Потом Хенрик протянул компас.
— Маяк покажет, где были другие, — сказал он. — Компас напоминает, где находитесь вы.
Освальд взял вещь.
Стрелка не указала на башню. Она указала на север, равнодушная к его страху и чужим ожиданиям.
Он пошёл вперёд потому, что мог пойти назад.
Эмма задержалась в эпизоде. Ей хотелось рассмотреть юного наставника, сохранить его сердитое лицо и дрожащие руки. Но задача была выполнена. Передача произошла.
Она уже собиралась выйти, когда рядом вспыхнула другая дорога.
Вечерний город, поздняя весна, распахнутое где-то наверху окно и запах сирени, которого в этом эпизоде было слишком много для одного человека. Освальд старше — лет сорока, ещё не седой, — стоит перед зелёной дверью и держит руку в кармане, где лежит компас. Из-за двери говорит женщина, и говорит негромко, как говорят люди, которые уже давно всё выяснили и повторяют по кругу только последнюю фразу:
— Если войдёшь сейчас, не говори мне снова, что делаешь это ради меня.
За дверью было много света — не кристального, а тёплого, домашнего, желтоватого, с движущимися тенями, из чего следовало, что там кто-то ходит по комнате и, скорее всего, не она одна. Эмма почувствовала, как край компаса впивается Освальду в ладонь, и поняла, что следующий шаг откроет ей годы, о которых он не рассказывал никому, включая, судя по всему, самого себя.
Она остановилась.
Женщина снова заговорила, но Эмма отступила прежде, чем разобрала слова.

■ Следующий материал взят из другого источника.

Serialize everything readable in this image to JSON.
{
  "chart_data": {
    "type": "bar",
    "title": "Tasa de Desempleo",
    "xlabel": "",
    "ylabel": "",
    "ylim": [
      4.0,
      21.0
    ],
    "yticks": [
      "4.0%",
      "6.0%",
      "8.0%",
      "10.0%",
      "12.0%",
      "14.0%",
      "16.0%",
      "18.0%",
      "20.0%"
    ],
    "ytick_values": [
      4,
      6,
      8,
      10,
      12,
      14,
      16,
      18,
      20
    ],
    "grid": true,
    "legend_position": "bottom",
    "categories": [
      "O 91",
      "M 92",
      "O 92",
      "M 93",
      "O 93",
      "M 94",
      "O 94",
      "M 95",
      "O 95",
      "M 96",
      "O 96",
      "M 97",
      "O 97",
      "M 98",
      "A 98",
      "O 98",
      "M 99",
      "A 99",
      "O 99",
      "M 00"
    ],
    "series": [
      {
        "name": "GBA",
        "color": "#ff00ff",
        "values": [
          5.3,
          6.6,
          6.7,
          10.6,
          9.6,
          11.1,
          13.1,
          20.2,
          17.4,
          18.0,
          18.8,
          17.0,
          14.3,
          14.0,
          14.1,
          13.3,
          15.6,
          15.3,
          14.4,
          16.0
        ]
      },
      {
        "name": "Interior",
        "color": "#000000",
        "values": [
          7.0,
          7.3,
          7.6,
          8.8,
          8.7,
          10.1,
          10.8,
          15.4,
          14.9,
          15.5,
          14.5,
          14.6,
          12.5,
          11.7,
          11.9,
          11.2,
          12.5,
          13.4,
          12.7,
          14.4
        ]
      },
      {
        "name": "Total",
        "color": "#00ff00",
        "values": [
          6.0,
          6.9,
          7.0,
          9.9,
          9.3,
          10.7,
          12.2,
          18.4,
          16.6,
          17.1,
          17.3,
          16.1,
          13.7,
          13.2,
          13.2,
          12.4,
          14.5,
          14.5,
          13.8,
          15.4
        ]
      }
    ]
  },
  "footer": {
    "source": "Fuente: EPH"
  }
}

Дорога не исчезла сразу — она держала, и держала не магией, а тем единственным, чем вообще можно удержать любопытного человека: обещанием ответа. Почему Освальд не назвал родных среди четырёх опор. Почему так резко запретил ей считать обет лёгким. Почему эта зелёная дверь отзывается в тёплой латуни сильнее, чем десятки судебных дел, ради которых компас лежал у него в кармане следующие пятьдесят лет.
Любопытство оказалось удивительно похоже на обязанность. Эмма успела подумать, что знание поможет ей понять наставника, а значит, лучше учиться.
Потом вспомнила: полезность не создаёт согласия.
Она закрыла дорогу намеренно.
Латунь исчезла из её пальцев. Рабочий зал вернулся.
Освальд сидел напротив, сложив руки на трости.
— Хенрик передал вам компас на приливной дороге, — сказала Эмма. — Вы хотели вернуться домой. Он не стал удерживать и сказал, что Маяк показывает, где были другие, а компас — где находитесь вы.
— Достаточно точно.
— Рядом была другая сцена.
Лицо Освальда не изменилось, но пальцы на трости сдвинулись.
— Я не вошла.
— Почему?
— Вы не разрешали.
— А если там находился ответ на вопрос, почему Хранителям запрещена семья?
— Тогда вы можете рассказать его сами. Если захотите.
Освальд закрыл компас.
— Умение войти ещё не означает права входить.
В его голосе не было похвалы. Эмма всё равно почувствовала её и сразу насторожилась: её ли это удовольствие, или остаток молодого Освальда, который наконец сделал верный шаг?
Эмма постояла, пока комната не сделалась убедительнее двери. Чувство осталось, но стало её собственным.
— Теперь ваше кольцо, — сказал Освальд.
Эмма достала морскую находку. Медный ободок на ладони выглядел бедно рядом с компасом.
— Оно показало мне смех и воду до того, как я приехала.
— Не показало. Вы получили короткий фрагмент из-за пробуждавшейся связи.
— Можно узнать, чей?
— Вероятно. Нельзя — без основания.
— Владелец мог умереть сто лет назад.
— Смерть не превращает жизнь в общую собственность.
— А если я посмотрю только, кому оно принадлежало?
— Это уже часть чужой жизни. У нас нет согласия, судебного разрешения или угрозы.
— Но я уже случайно увидела смех.
— Случайно услышанная фраза не даёт права открыть чужое письмо до конца.
— А если фрагмент снова придёт сам?
— Назовёте опоры, запишете только то, что возникло без вашего поиска, и сообщите мне.
— Почему записывать, если смотреть нельзя?
— Потому что запрещённый доступ и случившееся воздействие — разные вещи. Первое мы предотвращаем. Второе обязаны не скрывать.
Эмма провела пальцем по стёртому узору.
— Тогда зачем Маяк показал мне хоть что-то?